第10話
殺してやる、そう彼は屈託のない笑顔で言った。
私は今、殺人犯を目の当たりにしていることを再確認して、急に体が震え出した。
捕まれた手から逃げ出すなんてもう無理なんだ。
この家にいればいいだけ、あなたにメリットがないなんて、嘘だ。
私には、デメリットしかない。
彼がいないと、何も行動を起こせないことを教えられているのだから。
あなたは私をずっと監視できる。
最後に聞いたお母さんの声と、お姉ちゃんの声。
顔すら見れずに家を出てきたことを後悔した。殺されてでもいいから、顔を見ておけば良かった。
「っ…百合、泣いてるの。
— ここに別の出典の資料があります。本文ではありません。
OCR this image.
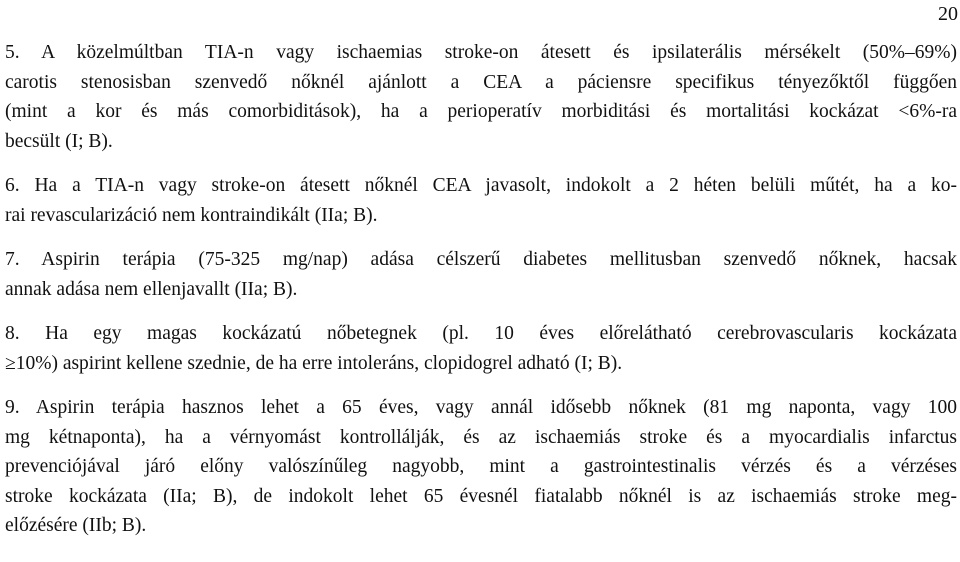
20
5. A közelmúltban TIA-n vagy ischaemias stroke-on átesett és ipsilaterális mérsékelt (50%–69%)
carotis stenosisban szenvedő nőknél ajánlott a CEA a páciensre specifikus tényezőktől függően
(mint a kor és más comorbiditások), ha a perioperatív morbiditási és mortalitási kockázat <6%-ra
becsült (I; B).
6. Ha a TIA-n vagy stroke-on átesett nőknél CEA javasolt, indokolt a 2 héten belüli műtét, ha a ko-
rai revascularizáció nem kontraindikált (IIa; B).
7. Aspirin terápia (75-325 mg/nap) adása célszerű diabetes mellitusban szenvedő nőknek, hacsak
annak adása nem ellenjavallt (IIa; B).
8. Ha egy magas kockázatú nőbetegnek (pl. 10 éves előrelátható cerebrovascularis kockázata
≥10%) aspirint kellene szednie, de ha erre intoleráns, clopidogrel adható (I; B).
9. Aspirin terápia hasznos lehet a 65 éves, vagy annál idősebb nőknek (81 mg naponta, vagy 100
mg kétnaponta), ha a vérnyomást kontrollálják, és az ischaemiás stroke és a myocardialis infarctus
prevenciójával járó előny valószínűleg nagyobb, mint a gastrointestinalis vérzés és a vérzéses
stroke kockázata (IIa; B), de indokolt lehet 65 évesnél fiatalabb nőknél is az ischaemiás stroke meg-
előzésére (IIb; B).
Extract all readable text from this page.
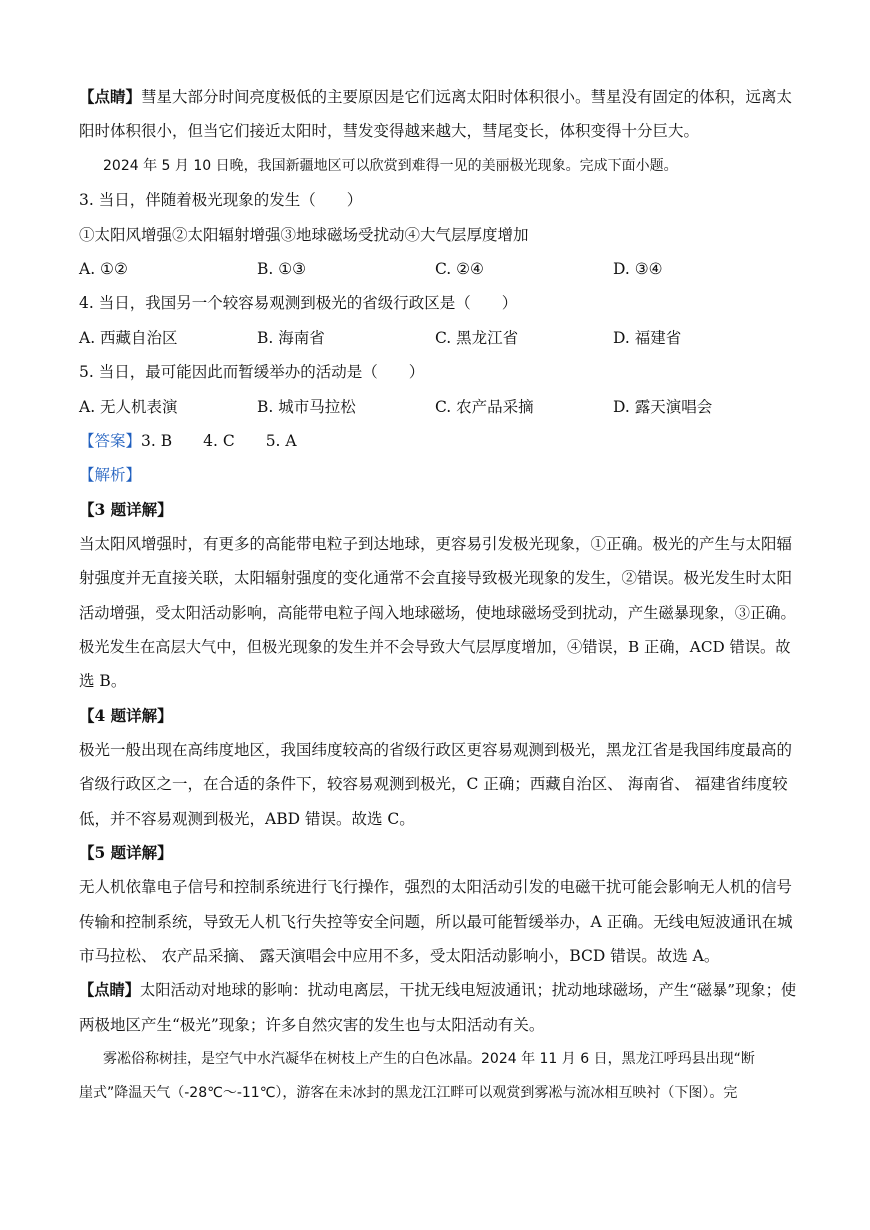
【点睛】彗星大部分时间亮度极低的主要原因是它们远离太阳时体积很小。彗星没有固定的体积，远离太
阳时体积很小，但当它们接近太阳时，彗发变得越来越大，彗尾变长，体积变得十分巨大。
2024 年 5 月 10 日晚，我国新疆地区可以欣赏到难得一见的美丽极光现象。完成下面小题。
3. 当日，伴随着极光现象的发生（　　）
①太阳风增强②太阳辐射增强③地球磁场受扰动④大气层厚度增加
A. ①②	B. ①③	C. ②④	D. ③④
4. 当日，我国另一个较容易观测到极光的省级行政区是（　　）
A. 西藏自治区	B. 海南省	C. 黑龙江省	D. 福建省
5. 当日，最可能因此而暂缓举办的活动是（　　）
A. 无人机表演	B. 城市马拉松	C. 农产品采摘	D. 露天演唱会
【答案】3. B　　4. C　　5. A
【解析】
【3 题详解】
当太阳风增强时，有更多的高能带电粒子到达地球，更容易引发极光现象，①正确。极光的产生与太阳辐
射强度并无直接关联，太阳辐射强度的变化通常不会直接导致极光现象的发生，②错误。极光发生时太阳
活动增强，受太阳活动影响，高能带电粒子闯入地球磁场，使地球磁场受到扰动，产生磁暴现象，③正确。
极光发生在高层大气中，但极光现象的发生并不会导致大气层厚度增加，④错误，B 正确，ACD 错误。故
选 B。
【4 题详解】
极光一般出现在高纬度地区，我国纬度较高的省级行政区更容易观测到极光，黑龙江省是我国纬度最高的
省级行政区之一，在合适的条件下，较容易观测到极光，C 正确；西藏自治区、 海南省、 福建省纬度较
低，并不容易观测到极光，ABD 错误。故选 C。
【5 题详解】
无人机依靠电子信号和控制系统进行飞行操作，强烈的太阳活动引发的电磁干扰可能会影响无人机的信号
传输和控制系统，导致无人机飞行失控等安全问题，所以最可能暂缓举办，A 正确。无线电短波通讯在城
市马拉松、 农产品采摘、 露天演唱会中应用不多，受太阳活动影响小，BCD 错误。故选 A。
【点睛】太阳活动对地球的影响：扰动电离层，干扰无线电短波通讯；扰动地球磁场，产生“磁暴”现象；使
两极地区产生“极光”现象；许多自然灾害的发生也与太阳活动有关。
雾凇俗称树挂，是空气中水汽凝华在树枝上产生的白色冰晶。2024 年 11 月 6 日，黑龙江呼玛县出现“断
崖式”降温天气（-28℃～-11℃），游客在未冰封的黑龙江江畔可以观赏到雾凇与流冰相互映衬（下图）。完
」
絨毯すら挽いていない白いフローリングに私の涙がぽつ、と落ちた。
とめどなく溢れてくる涙をもう止められなかった。
泣かせている張本人が目の前にいるのに、彼が1番悲しそうな顔をして、私の肩を抱き寄せ、背中をさすっている。
彼の肩がどんどん濡れるのが分かった。
「家に、返してっ…嫌、こんなとこ、嫌だ、…」
「ごめんね、それは出来ないよ。百合はもう、俺のものになったの。帰りたいなんて、」
もう二度と言うな。
急に低くどすの利いた声で耳元で囁かれて、溢れていた涙でさえ引っ込んでしまう。彼のシャツを掴んだ手をぱっと放した。
百合、朝食を食べておいで、と彼はさっきのことなんてなかったように背中をポンポンと二回たたいて言った。
さっきの運転手が私を部屋に招くから、彼から逃げるように、私はその部屋へ飛び込んだ。